Investigations asserted as a defense to employment discrimination

An important component to discrimination cases is proof the employer had knowledge of the harassment. The employer may defend by pointing to prompt remedial action reasonably calculated to end the harassment. Thus, a great defense is to assert it made an investigation and took appropriate action to resolve any claim of discrimination.
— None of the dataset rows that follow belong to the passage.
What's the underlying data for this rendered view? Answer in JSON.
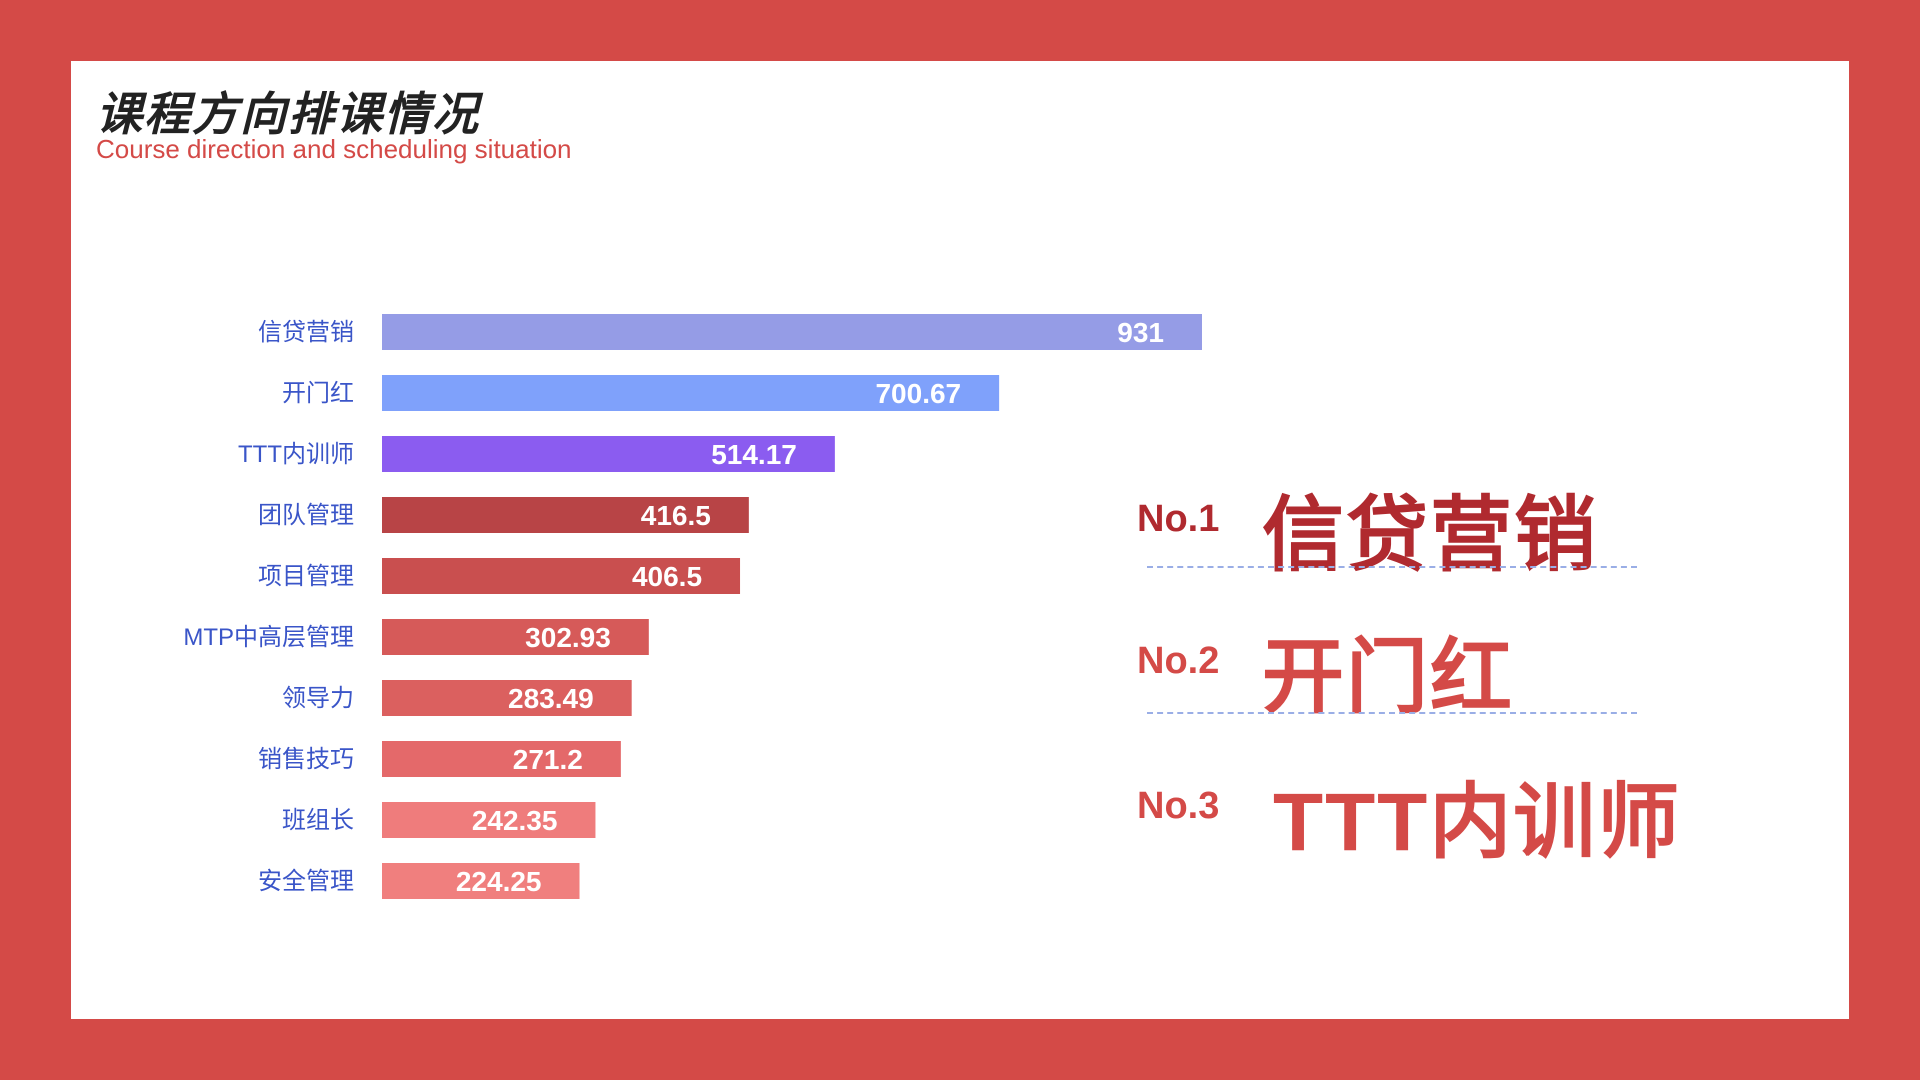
{
  "title": "课程方向排课情况",
  "subtitle": "Course direction and scheduling situation",
  "chart_data": {
    "type": "bar",
    "orientation": "horizontal",
    "categories": [
      "信贷营销",
      "开门红",
      "TTT内训师",
      "团队管理",
      "项目管理",
      "MTP中高层管理",
      "领导力",
      "销售技巧",
      "班组长",
      "安全管理"
    ],
    "values": [
      931,
      700.67,
      514.17,
      416.5,
      406.5,
      302.93,
      283.49,
      271.2,
      242.35,
      224.25
    ],
    "value_labels": [
      "931",
      "700.67",
      "514.17",
      "416.5",
      "406.5",
      "302.93",
      "283.49",
      "271.2",
      "242.35",
      "224.25"
    ],
    "colors": [
      "#959ce6",
      "#7fa1fb",
      "#8b5cf0",
      "#b84446",
      "#c94f4f",
      "#d65a59",
      "#db605f",
      "#e4696a",
      "#ef7c7c",
      "#f07f7e"
    ],
    "category_label_color": "#3a55c8",
    "xlim": [
      0,
      931
    ],
    "grid": false,
    "legend": "none"
  },
  "ranking": [
    {
      "no": "No.1",
      "name": "信贷营销"
    },
    {
      "no": "No.2",
      "name": "开门红"
    },
    {
      "no": "No.3",
      "name": "TTT内训师"
    }
  ]
}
There is a caveat to this defense, if the employer/defendant hopes to prevail by showing that it investigated employee’s complaint and took appropriate action from its findings, it has just put the adequacy of the investigation directly at issue. In this situation, California Courts have held the attorney client privilege and work product doctrine are waived. The California Supreme Court held a waiver is established by showing “the client has put the otherwise privileged communication directly at issue and that disclosure is essential for a fair adjudication of the action. (Southern Cal. Gas Co. v. Public Utilities Com. (1990) 50 Cal. 3d 31, 40) The Appeals Court in Wellpoint stated more plainly; “[The employer/defendant] cannot have it both ways. If it chooses this course, it does so with the understanding that the attorney client privilege and work product doctrine are thereby waived.” (Wellpoint v. Superior Court, supra. 59 Cal. App. 4th 128)
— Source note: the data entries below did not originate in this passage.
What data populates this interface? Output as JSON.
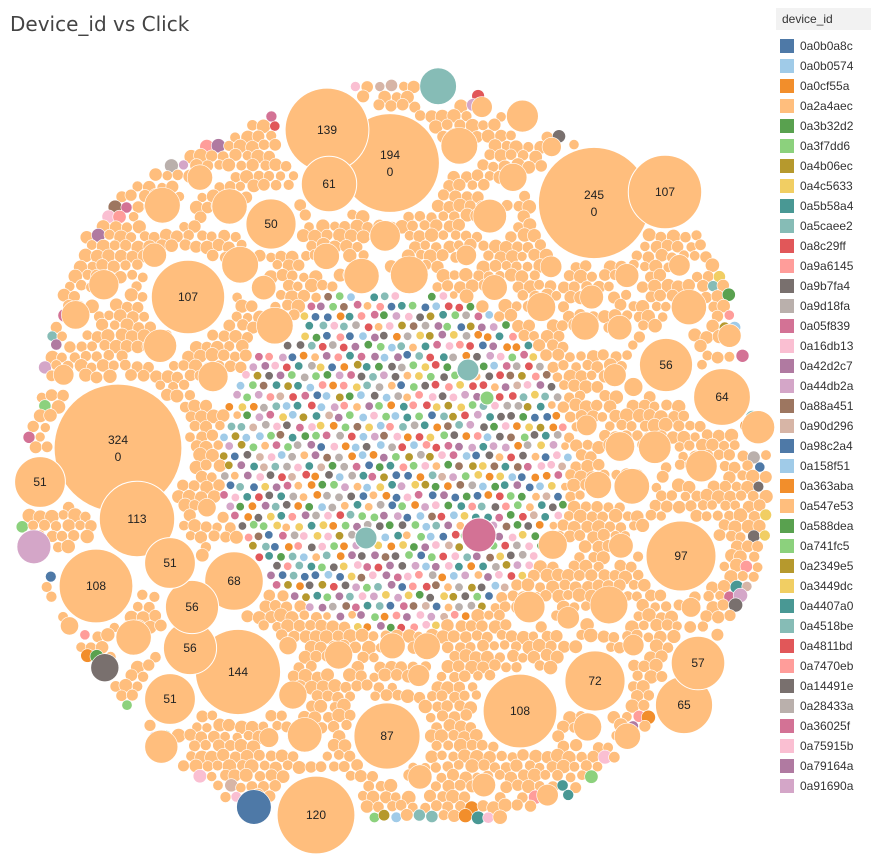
{
  "chart_data": {
    "type": "packed-bubble",
    "title": "Device_id vs Click",
    "legend_title": "device_id",
    "legend": [
      {
        "id": "0a0b0a8c",
        "color": "#4e79a7"
      },
      {
        "id": "0a0b0574",
        "color": "#a0cbe8"
      },
      {
        "id": "0a0cf55a",
        "color": "#f28e2b"
      },
      {
        "id": "0a2a4aec",
        "color": "#ffbe7d"
      },
      {
        "id": "0a3b32d2",
        "color": "#59a14f"
      },
      {
        "id": "0a3f7dd6",
        "color": "#8cd17d"
      },
      {
        "id": "0a4b06ec",
        "color": "#b6992d"
      },
      {
        "id": "0a4c5633",
        "color": "#f1ce63"
      },
      {
        "id": "0a5b58a4",
        "color": "#499894"
      },
      {
        "id": "0a5caee2",
        "color": "#86bcb6"
      },
      {
        "id": "0a8c29ff",
        "color": "#e15759"
      },
      {
        "id": "0a9a6145",
        "color": "#ff9d9a"
      },
      {
        "id": "0a9b7fa4",
        "color": "#79706e"
      },
      {
        "id": "0a9d18fa",
        "color": "#bab0ac"
      },
      {
        "id": "0a05f839",
        "color": "#d37295"
      },
      {
        "id": "0a16db13",
        "color": "#fabfd2"
      },
      {
        "id": "0a42d2c7",
        "color": "#b07aa1"
      },
      {
        "id": "0a44db2a",
        "color": "#d4a6c8"
      },
      {
        "id": "0a88a451",
        "color": "#9d7660"
      },
      {
        "id": "0a90d296",
        "color": "#d7b5a6"
      },
      {
        "id": "0a98c2a4",
        "color": "#4e79a7"
      },
      {
        "id": "0a158f51",
        "color": "#a0cbe8"
      },
      {
        "id": "0a363aba",
        "color": "#f28e2b"
      },
      {
        "id": "0a547e53",
        "color": "#ffbe7d"
      },
      {
        "id": "0a588dea",
        "color": "#59a14f"
      },
      {
        "id": "0a741fc5",
        "color": "#8cd17d"
      },
      {
        "id": "0a2349e5",
        "color": "#b6992d"
      },
      {
        "id": "0a3449dc",
        "color": "#f1ce63"
      },
      {
        "id": "0a4407a0",
        "color": "#499894"
      },
      {
        "id": "0a4518be",
        "color": "#86bcb6"
      },
      {
        "id": "0a4811bd",
        "color": "#e15759"
      },
      {
        "id": "0a7470eb",
        "color": "#ff9d9a"
      },
      {
        "id": "0a14491e",
        "color": "#79706e"
      },
      {
        "id": "0a28433a",
        "color": "#bab0ac"
      },
      {
        "id": "0a36025f",
        "color": "#d37295"
      },
      {
        "id": "0a75915b",
        "color": "#fabfd2"
      },
      {
        "id": "0a79164a",
        "color": "#b07aa1"
      },
      {
        "id": "0a91690a",
        "color": "#d4a6c8"
      }
    ],
    "main_color": "#ffbe7d",
    "labeled_bubbles": [
      {
        "value": 324,
        "click": 0
      },
      {
        "value": 245,
        "click": 0
      },
      {
        "value": 194,
        "click": 0
      },
      {
        "value": 144
      },
      {
        "value": 139
      },
      {
        "value": 120
      },
      {
        "value": 113
      },
      {
        "value": 108
      },
      {
        "value": 108
      },
      {
        "value": 107
      },
      {
        "value": 107
      },
      {
        "value": 97
      },
      {
        "value": 87
      },
      {
        "value": 72
      },
      {
        "value": 68
      },
      {
        "value": 65
      },
      {
        "value": 64
      },
      {
        "value": 61
      },
      {
        "value": 57
      },
      {
        "value": 56
      },
      {
        "value": 56
      },
      {
        "value": 56
      },
      {
        "value": 51
      },
      {
        "value": 51
      },
      {
        "value": 51
      },
      {
        "value": 50
      }
    ]
  }
}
Should employers be worried if their prelitigation investigation is put directly at issue in their defense of a claim, privileged information would be made privy to plaintiff? Many plaintiffs will point to Wellpoint to argue once findings of an investigation are used to support a defense to any allegations, any privilege is waived.

However, this is not exactly true. The Appeals Court in Kaiser Foundation Hospitals v. Superior Court of San Mateo County, (1998) 66 Cal. App. 4th 1217, held “once a defendant claims it has investigated a complaint of harassment and taken appropriate remedial action based on its own investigation, a plaintiff is not entitled to discover all communications involving the employer’s internal investigation, whether or not the investigation was conducted by a non-attorney and regardless of the employer’s invocation of the attorney client privilege with respect to non-attorney’s confidential communications with the employer’s counsel.” (Id. at 1223).

California Courts are not ready to give plaintiffs complete open access to an employer’s investigation file, but recognize an employer/defendant’s assertion of the attorney client privilege and work product doctrine is in direct conflict with plaintiff’s right to discovery and production of documents. In this situation the law attempts to find a balance between these competing interests in discovery. (See Kaiser v. Superior Court supra. 66 Cal. App. 4th 1228) The likely resolution will be creating a privilege log of documents sought to be protected and subject to review by the trial court in accordance with Code of Civil Procedure section 2031.

When asserting prelitigation investigations in defense of an employment discrimination claim, the employer runs the risk of waiving their protections by the attorney client privilege or work product doctrine. However, it does not mean the entire investigation must be turned over to the employee/plaintiff. Consult your counsel before treading into this arena.

This article appeared in the March 19, 2007, issue of the San Diego Business Journal.